Fans of AMC's "Breaking Bad" will know that some of the most entertaining and electric sequences in the entire series are the meth-cooking montages — many of which are extremely stylized and set to music. This trend begins in the very first episode, when Walter White (Bryan Cranston) and Jesse Pinkman (Aaron Paul) cook their first batch of meth together in an RV while "Dead Fingers Talking" plays in the background.
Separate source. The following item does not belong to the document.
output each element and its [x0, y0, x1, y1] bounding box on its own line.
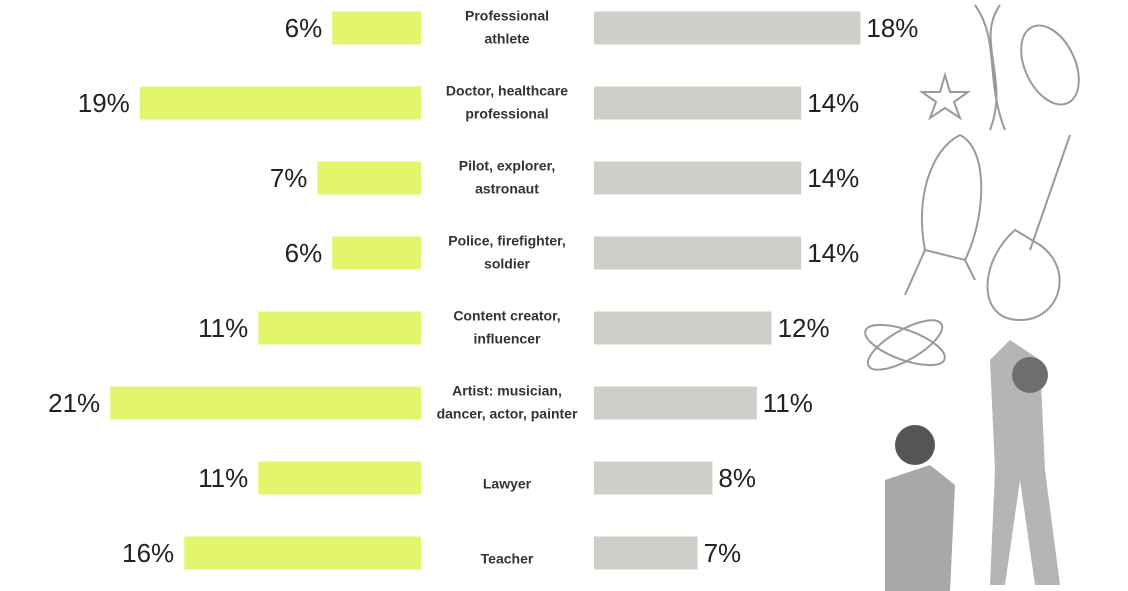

As the series goes on, Walt and Jesse trade in their worn-out RV for a state-of-the-art super-lab run by Gustavo Fring (Giancarlo Esposito), and later facilitate a method of setting up temporary meth labs across Albuquerque under the guise of a pest control company called "Vamonos Pest." These meth cooking montages seem to become just as grandiose and elaborate as the labs themselves by the series' end, and remain a cornerstone aspect of the series to this day.

Although "Breaking Bad's" meth cooking sequences can be incredibly entertaining, former DEA agent Craig Chretien says that some of the meth cooking we see within the series is extremely unrealistic — particularly that earliest montage in the RV.

Chretien says this early cook scene is sloppy and unsafe

During an interview with Vanity Fair in which he broke down some iconic drug trafficking scenes from across film and television (including scenes from "Narcos," "The Wire," and "Ozark"), Craig Chretien addressed how the very first meth-cooking montage in "Breaking Bad" is not realistic; not only due to the lack of safety precautions present but the actual cooking of the meth itself.

"What sort of surprised me is that [Walter White], who is a real chemist, he's pretty exposed. Also not wearing gloves. That would be sort of unrealistic" said Chretien. "A real chemist wouldn't go without having all the protection then to start mixing these types of chemicals." Chretien went on to critique the lack of "sophistication" in the mixing process, saying it just seemed like the chemicals were haphazardly thrown together without mixing or measuring anything.

Funnily enough, one thing which Chretien did say was realistic was the dirty RV lab the duo is working out of, which was referred to jokingly within the DEA as "Beavis and Butthead" labs. Although this early sequence featured some unrealistically lax safety guidelines and some messy cooking, it's undeniable that this montage makes for one of the most memorable and entertaining moments in the pilot.